Hybrid feature weighting[edit]

Another recent approach which bears similarities with feature mapping is building a hybrid content-based filtering recommender in which features, either of the items or of the users, are weighted according to the user's perception of importance. In order to identify a movie that the user could like, different attributes (e.g. which are the actors, director, country, title) will have different importance. As an example consider the James Bond movie series, the main actor changed many times during the years, while some did not, like Lois Maxwell. Therefore, her presence will probably be a better identifier of that kind of movie than the presence of one of the various main actors.[14][28] Although various techniques exist to apply feature weighting to user or item features in recommender systems, most of them are from the information retrieval domain like tf–idf, Okapi BM25, only a few have been developed specifically for recommenders.[29]

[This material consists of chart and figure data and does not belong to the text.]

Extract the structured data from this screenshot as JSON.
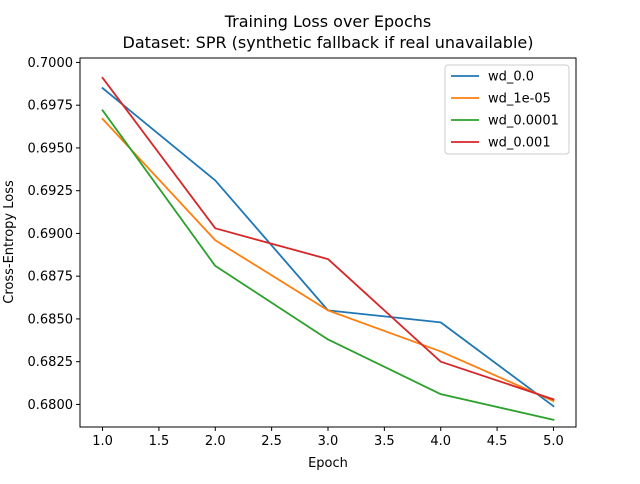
{
  "chart_data": {
    "type": "line",
    "title": "Training Loss over Epochs",
    "subtitle": "Dataset: SPR (synthetic fallback if real unavailable)",
    "xlabel": "Epoch",
    "ylabel": "Cross-Entropy Loss",
    "xlim": [
      0.8,
      5.2
    ],
    "ylim": [
      0.67868,
      0.70026
    ],
    "x_ticks": [
      1.0,
      1.5,
      2.0,
      2.5,
      3.0,
      3.5,
      4.0,
      4.5,
      5.0
    ],
    "x_tick_labels": [
      "1.0",
      "1.5",
      "2.0",
      "2.5",
      "3.0",
      "3.5",
      "4.0",
      "4.5",
      "5.0"
    ],
    "y_ticks": [
      0.68,
      0.6825,
      0.685,
      0.6875,
      0.69,
      0.6925,
      0.695,
      0.6975,
      0.7
    ],
    "y_tick_labels": [
      "0.6800",
      "0.6825",
      "0.6850",
      "0.6875",
      "0.6900",
      "0.6925",
      "0.6950",
      "0.6975",
      "0.7000"
    ],
    "grid": false,
    "legend_position": "top-right",
    "x": [
      1,
      2,
      3,
      4,
      5
    ],
    "series": [
      {
        "name": "wd_0.0",
        "color": "#1f77b4",
        "values": [
          0.6985,
          0.6931,
          0.6855,
          0.6848,
          0.6799
        ]
      },
      {
        "name": "wd_1e-05",
        "color": "#ff7f0e",
        "values": [
          0.6967,
          0.6896,
          0.6855,
          0.6831,
          0.6802
        ]
      },
      {
        "name": "wd_0.0001",
        "color": "#2ca02c",
        "values": [
          0.6972,
          0.6881,
          0.6838,
          0.6806,
          0.6791
        ]
      },
      {
        "name": "wd_0.001",
        "color": "#d62728",
        "values": [
          0.6991,
          0.6903,
          0.6885,
          0.6825,
          0.6803
        ]
      }
    ]
  }
}
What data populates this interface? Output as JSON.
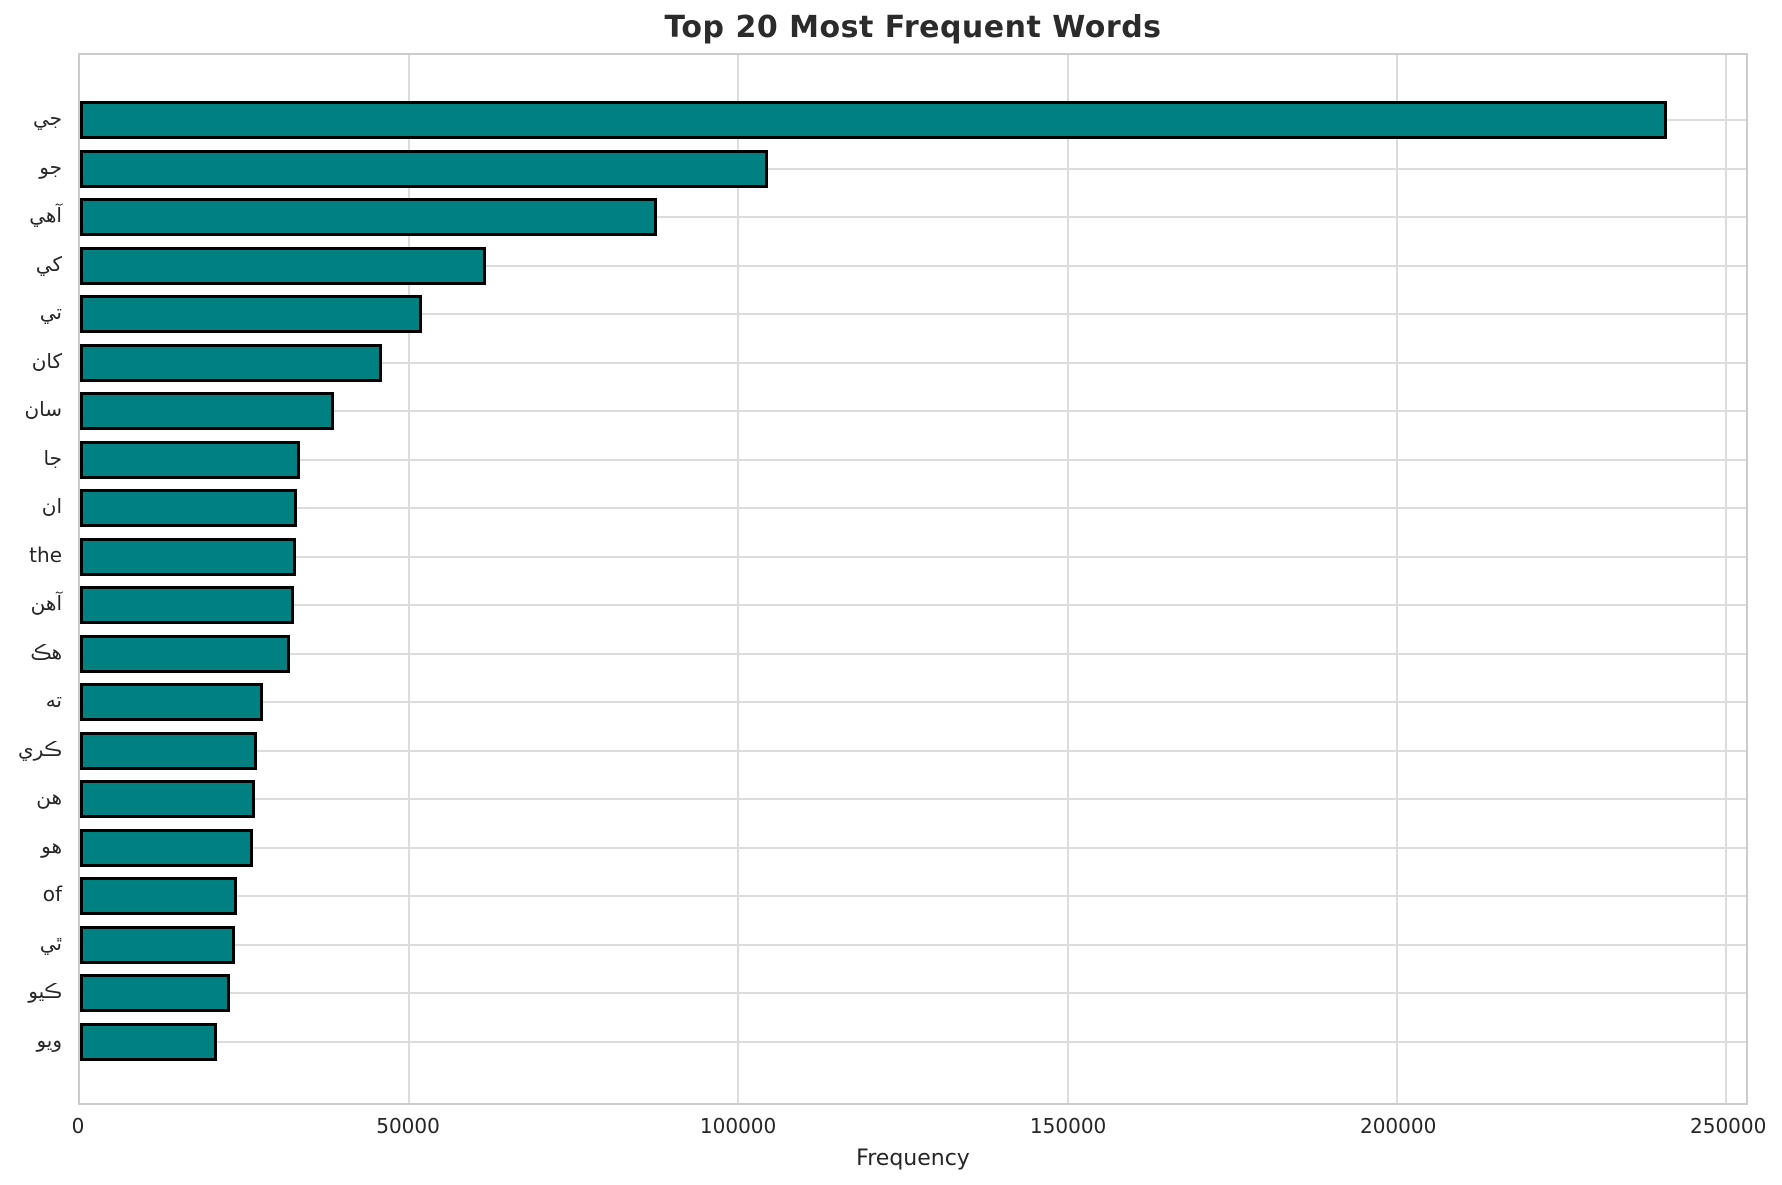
{
  "chart_data": {
    "type": "bar",
    "orientation": "horizontal",
    "title": "Top 20 Most Frequent Words",
    "xlabel": "Frequency",
    "ylabel": "",
    "xlim": [
      0,
      253000
    ],
    "x_ticks": [
      0,
      50000,
      100000,
      150000,
      200000,
      250000
    ],
    "x_tick_labels": [
      "0",
      "50000",
      "100000",
      "150000",
      "200000",
      "250000"
    ],
    "grid": true,
    "legend": "none",
    "bar_color": "#008080",
    "bar_edge_color": "#000000",
    "categories": [
      "جي",
      "جو",
      "آهي",
      "کي",
      "تي",
      "کان",
      "سان",
      "جا",
      "ان",
      "the",
      "آهن",
      "هڪ",
      "ته",
      "ڪري",
      "هن",
      "هو",
      "of",
      "ٿي",
      "ڪيو",
      "ويو"
    ],
    "values": [
      241000,
      104500,
      87600,
      61600,
      52000,
      45800,
      38600,
      33400,
      33000,
      32800,
      32500,
      31900,
      27800,
      26900,
      26600,
      26300,
      23900,
      23600,
      22800,
      20800
    ]
  }
}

Hybrid feature weighting techniques in particular are tailored for the recommender system domain. Some of them learn feature weight by exploiting directly the user's interactions with items, like FBSM.[28] Others rely on an intermediate collaborative model trained on warm items and attempt to learn the content feature weights which will better approximate the collaborative model.[14]

Many of the hybrid methods can be considered special cases of factorization machines.[30][31]

Differentiating regularization weights[edit]

The above methods rely on affiliated information from users or items. Recently, another approach mitigates the cold start problem by assigning lower constraints to the latent factors associated with the items or users that reveal more information (i.e., popular items and active users), and set higher constraints to the others (i.e., less popular items and inactive users).[32] It is shown that various recommendation models benefit from this strategy. Differentiating regularization weights can be integrated with the other cold start mitigating strategies.